Schaltungstechnik - Differenzverstärker

Der Differenzverstärker

Operationsverstärker basieren auf dem Differenzverstärkerprinzip. Sie bestehen aus zwei am Emitter gekoppelten Transistorstufen, die möglichst identisch sein sollten. Üblicherweise wird der Differenzverstärker mit zwei symmetrischen Betriebsspannungen versorgt. Die Emitter liegen über einen gemeinsamen Emitterwiderstand an der negativen Spannung. An den Eingängen liegen keine Basiswiderstände. Dadurch stellt sich an ihnen die Spannung auf 0 Volt ein, also Massepotential, und die Eingänge sind wesentlich hochohmiger, als bei einer klassischen Transistorstufe.
Wenn an beiden Eingängen die gleiche Spannung anliegt, stellt sich bei perfekter Symmetrie der beiden Stufen an beiden Kollektoren auch ein identisches Potential ein. Die Spannung zwischen beiden Ausgängen ist null.

Differenzverstärker

Bei unterschiedlichem Eingangspotential entsteht eine Spannungsdifferenz zwischen den Ausgängen. Es tritt also nur eine Spannung am Ausgang auf, wenn die Eingänge unterschiedlich angesteuert werden.

Differenzverstärker

Würde man beide Eingänge verbinden und ein identisches Wechselspannungssignal anlegen, sollte am Ausgang davon nichts messbar sein. Das ist von Vorteil bei Störeinstrahlungen an den Eingängen, da diese unterdrückt würden. In der Realität gibt es aber immer geringe Toleranzen der Bauelemente der beiden Transistorstufen, sodass das Ideal nicht ganz erreicht wird. Für die Güte des Differenzverstärkers wird der Wert der Gleichtaktverstärkung oder Gleichtaktunterdrückung angegeben. Erstere sollte null und die andere unendlich hoch sein.

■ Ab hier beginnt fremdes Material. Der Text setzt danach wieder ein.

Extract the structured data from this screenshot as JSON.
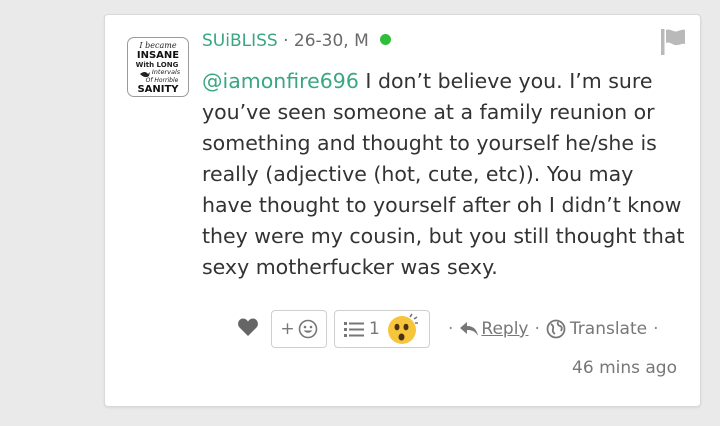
{
  "comment": {
    "avatar_text": [
      "I became",
      "INSANE",
      "With LONG",
      "Intervals",
      "Of Horrible",
      "SANITY"
    ],
    "username": "SUiBLISS",
    "age_gender": "· 26-30, M",
    "online_color": "#2fbe3a",
    "mention": "@iamonfire696",
    "text": " I don’t believe you. I’m sure you’ve seen someone at a family reunion or something and thought to yourself he/she is really (adjective (hot, cute, etc)). You may have thought to yourself after oh I didn’t know they were my cousin, but you still thought that sexy motherfucker was sexy.",
    "reaction_add_label": "+",
    "reaction_count": "1",
    "reply_label": "Reply",
    "translate_label": "Translate",
    "separator": "·",
    "timestamp": "46 mins ago"
  },
  "colors": {
    "accent": "#3aa682",
    "text": "#333333",
    "muted": "#777777"
  }
}
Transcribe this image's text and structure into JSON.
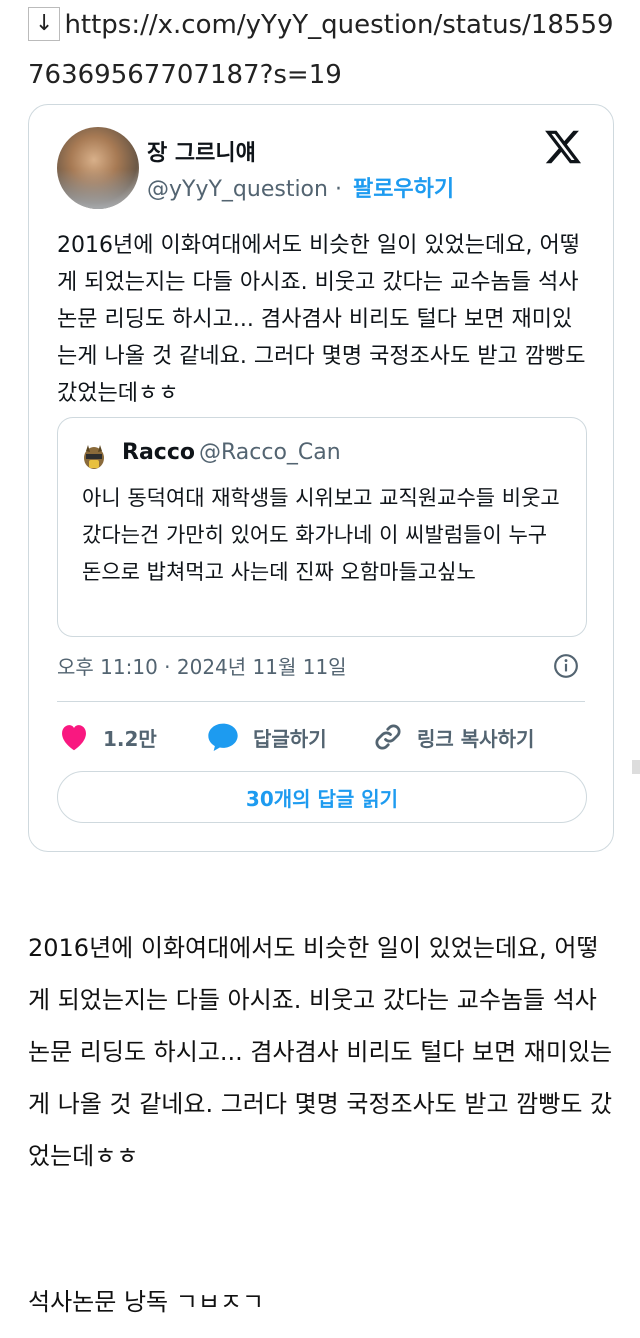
{
  "url": {
    "arrow": "↓",
    "text": "https://x.com/yYyY_question/status/1855976369567707187?s=19"
  },
  "tweet": {
    "author_name": "장 그르니얘",
    "handle": "@yYyY_question",
    "separator": " · ",
    "follow_label": "팔로우하기",
    "text": "2016년에 이화여대에서도 비슷한 일이 있었는데요, 어떻게 되었는지는 다들 아시죠. 비웃고 갔다는 교수놈들 석사논문 리딩도 하시고... 겸사겸사 비리도 털다 보면 재미있는게 나올 것 같네요. 그러다 몇명 국정조사도 받고 깜빵도 갔었는데ㅎㅎ",
    "quote": {
      "name": "Racco",
      "handle": "@Racco_Can",
      "text": "아니 동덕여대 재학생들 시위보고 교직원교수들 비웃고 갔다는건 가만히 있어도 화가나네 이 씨발럼들이 누구 돈으로 밥쳐먹고 사는데 진짜 오함마들고싶노"
    },
    "timestamp": "오후 11:10 · 2024년 11월 11일",
    "actions": {
      "like_count": "1.2만",
      "reply_label": "답글하기",
      "copy_label": "링크 복사하기"
    },
    "read_replies_label": "30개의 답글 읽기",
    "colors": {
      "accent": "#1d9bf0",
      "like": "#f91880",
      "muted": "#536471",
      "border": "#cfd9de"
    },
    "icons": [
      "x-logo-icon",
      "info-icon",
      "heart-icon",
      "reply-bubble-icon",
      "link-icon"
    ]
  },
  "body_text": "2016년에 이화여대에서도 비슷한 일이 있었는데요, 어떻게 되었는지는 다들 아시죠. 비웃고 갔다는 교수놈들 석사논문 리딩도 하시고... 겸사겸사 비리도 털다 보면 재미있는게 나올 것 같네요. 그러다 몇명 국정조사도 받고 깜빵도 갔었는데ㅎㅎ",
  "footer_text": "석사논문 낭독 ㄱㅂㅈㄱ"
}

Die Gleichtaktunterdrückung lässt sich verbessern, wenn die Emitter mit einem konstanten Strom gespeist werden. Ein einfacher Widerstand kann das nicht leisten, da das Emitterpotential aufgrund des Spannungsabfalls mit der Aussteuerung schwankt. Darum wird er beim Operationsverstärker durch eine Konstantstromquelle ersetzt.

Differenzverstärker mit Konstantstromquelle

Weiterentwicklung zum Operationsverstärker

Operationsverstärker besitzen nur einen, unsymmetrischen Ausgang. Um die Differenz auf ihn zu übertragen, ersetzt man die Kollektorwiderstände durch einen Stromspiegel. Die beiden Transistoren T3 und T4 sollen wieder exakt identisch sein. Der Kollektorstrom von T1 soll in den Kollektorstromkreis von Transistor 2 "gespiegelt" werden.

Stromspiegel

Der Kollektorstrom von T1 fließt auch durch T3. Die dazu gehörende Basis-Emitter-Spannung liegt auch über Basis und Emitter von T4. Deshalb fließt durch T4 ein gleich hoher Kollektorstrom (IC1*). Der Kollektorstrom von T2 hängt von der Spannung an Eingang 2 ab. Am Ausgang treffen beide Ströme aufeinander, sodass an der Ausgangsleitung nur die Differenz beider Ströme fließt. Wandelt man diesen Strom in eine Spannung um, entspricht diese wieder der Differenz zwischen beiden Eingängen. Im Operationsverstärker wird diese Spannung jetzt noch verstärkt und eine Endstufe sorgt für einen niederohmigen Ausgang.

Operationsverstärker Blockschaltbild

Da die Operationsverstärker im Prinzip alle ähnlich aufgebaut sind und funktionieren, wird uns die Innenschaltung in Zukunft weniger interessieren. Wir können sie wie eine Art "Blackbox" oder ein Bauelement mit 5 Anschlüssen betrachten. Für den Operationsverstärker gibt es deshalb ein eigenes Schaltzeichen.

Operationsverstärker Schaltzeichen

Im Folgenden werde ich auch weiterhin die alte, dreieckige und durchaus noch übliche Darstellung verwenden und nicht das Schaltzeichen gemäß der aktuellen DIN.